While Davies’ vision and grand narrative is captivating, I found myself irked by various shortcomings. The index is abysmal: names such as Robert Boyle, Jonathan Swift and John Toland are omitted although they are mentioned in the text (curiously Davies calls the latter ‘J.J. Toland’). Spelling is occasionally innovative: Seamus Healey makes the index as author of ‘The Tollund Man’! The illustrations—sandwiched out of textual context in two locations—are appallingly titled, with descriptions of the paintings (disappointingly reproduced in black-and-white) relegated to an appendix at the back, hundreds of pages away.

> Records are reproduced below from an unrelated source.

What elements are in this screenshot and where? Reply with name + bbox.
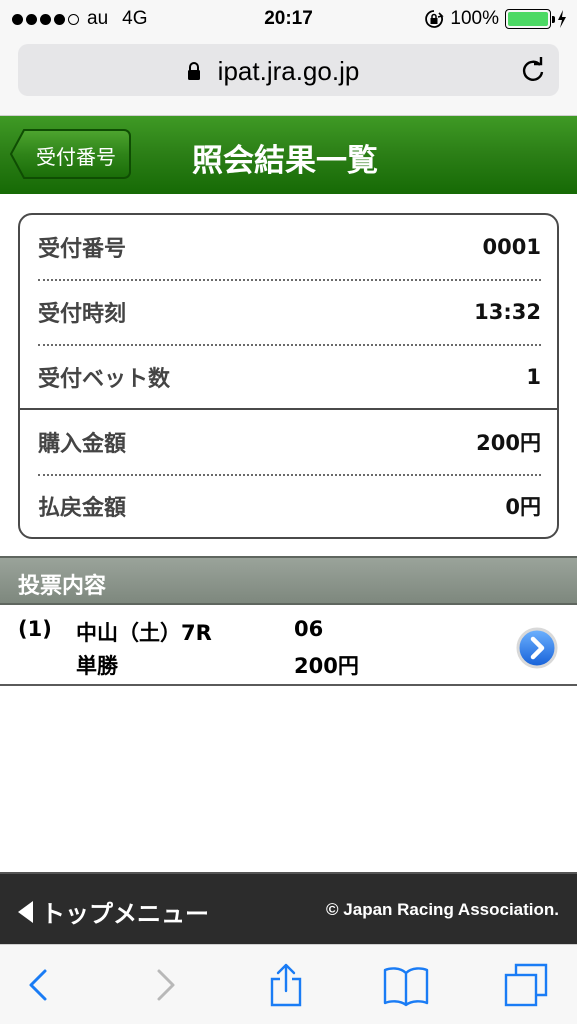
summary-label: 受付時刻 <box>38 302 127 327</box>
app-header: 受付番号 照会結果一覧 <box>0 116 577 194</box>
charging-bolt-icon <box>558 10 566 28</box>
footer: トップメニュー © Japan Racing Association. <box>0 872 577 944</box>
copyright-text: © Japan Racing Association. <box>326 900 559 919</box>
bet-race: 中山（土）7R <box>76 621 212 645</box>
summary-row-payout-amount: 払戻金額 0円 <box>38 474 541 538</box>
summary-value: 0001 <box>482 235 541 259</box>
url-text: ipat.jra.go.jp <box>217 56 360 86</box>
browser-toolbar <box>0 944 577 1024</box>
address-bar[interactable]: ipat.jra.go.jp <box>18 44 559 96</box>
back-button[interactable]: 受付番号 <box>10 128 132 180</box>
summary-row-bet-count: 受付ベット数 1 <box>38 345 541 409</box>
summary-label: 受付番号 <box>38 237 127 262</box>
summary-value: 13:32 <box>474 300 541 324</box>
top-menu-label: トップメニュー <box>41 900 209 928</box>
bet-list-item[interactable]: (1) 中山（土）7R 06 単勝 200円 <box>0 605 577 686</box>
summary-label: 払戻金額 <box>38 496 127 521</box>
summary-value: 1 <box>526 365 541 389</box>
back-button-label: 受付番号 <box>36 145 116 169</box>
top-menu-link[interactable]: トップメニュー <box>18 894 209 929</box>
section-title: 投票内容 <box>18 574 107 599</box>
summary-value: 200円 <box>476 431 541 455</box>
summary-value: 0円 <box>505 495 541 519</box>
triangle-left-icon <box>18 900 33 923</box>
battery-percent: 100% <box>450 8 499 29</box>
tabs-icon[interactable] <box>502 961 550 1009</box>
page-title: 照会結果一覧 <box>192 143 378 179</box>
status-bar: au 4G 20:17 100% <box>0 0 577 40</box>
forward-arrow-icon[interactable] <box>140 961 188 1009</box>
summary-row-purchase-amount: 購入金額 200円 <box>38 410 541 474</box>
bet-horse-number: 06 <box>294 617 324 641</box>
summary-label: 購入金額 <box>38 432 127 457</box>
browser-address-area: ipat.jra.go.jp <box>0 40 577 116</box>
share-icon[interactable] <box>262 961 310 1009</box>
section-header: 投票内容 <box>0 556 577 605</box>
bet-type: 単勝 <box>76 654 118 678</box>
battery-icon <box>505 9 555 29</box>
rotation-lock-icon <box>425 10 444 28</box>
bookmarks-icon[interactable] <box>382 961 430 1009</box>
summary-card: 受付番号 0001 受付時刻 13:32 受付ベット数 1 購入金額 200円 … <box>18 213 559 539</box>
back-arrow-icon[interactable] <box>16 961 64 1009</box>
bet-number: (1) <box>18 617 52 641</box>
bet-amount: 200円 <box>294 654 359 678</box>
chevron-right-icon[interactable] <box>516 627 558 669</box>
summary-row-receipt-number: 受付番号 0001 <box>38 215 541 279</box>
summary-row-receipt-time: 受付時刻 13:32 <box>38 280 541 344</box>
status-right: 100% <box>424 8 567 30</box>
summary-label: 受付ベット数 <box>38 367 171 392</box>
reload-icon[interactable] <box>519 56 547 84</box>
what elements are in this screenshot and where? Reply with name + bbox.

Much spleen has been vented on Europe: A History by various critics. Many have fumed at the number of factual inaccuracies. This reviewer can add to the list. For example, I am baffled as to why Davies—a champion of the history of small countries in central Europe—calls a Sinn Féin MP (Constance Markiewicz) ‘British’. In a capsule entitled ‘Elektron’, Davies states that the term electron was coined by ‘the British physicist J.D. Stoney’; George Johnstone Stoney (an Offalyman) gave this term to the world. Davies compounds the error in the same capsule by not mentioning the work of J.J. Thomson, who is generally recognised as having offered conclusive proof—in his charge-to-mass ratio (e/m) experiments—that electrons exist; and this in a capsule directly about electrons! No mention is made of the great anatomists Galen and William Harvey. The scientist Jacob Bronowski is called ‘Joseph’ in the Introduction. Ghana, not Nigeria, was the first British African colony to become independent. Could this sloppiness be related to the Oxford University Press’s attempting to publish before other major histories of Europe arrived (by J.M. Roberts and John Merriman)?
While it is true that history can be written at any magnification, the overall effect of Davies’ factual aberrations is to significantly detract from the genuine innovations in his book. Attention to detail and broad narrative sweep should not be mutually exclusive; at times this seems to be the case here. Despite the flaws, it reads very well. It puts the story back into history. Davies is often ironic: he describes the Vatican State as ‘almost as papist as Éire’! The first sentence of the Preface states ‘This book contains little that is original’. One is tempted to say that the many errors constitute originality in themselves. For a non-specialist like this reviewer, the merit of the book lies in its macro-vision of Europe and its gripping narrative. After this book, it will never again be possible to exclude Eastern Europe from ‘European’ history. That is worth cherishing.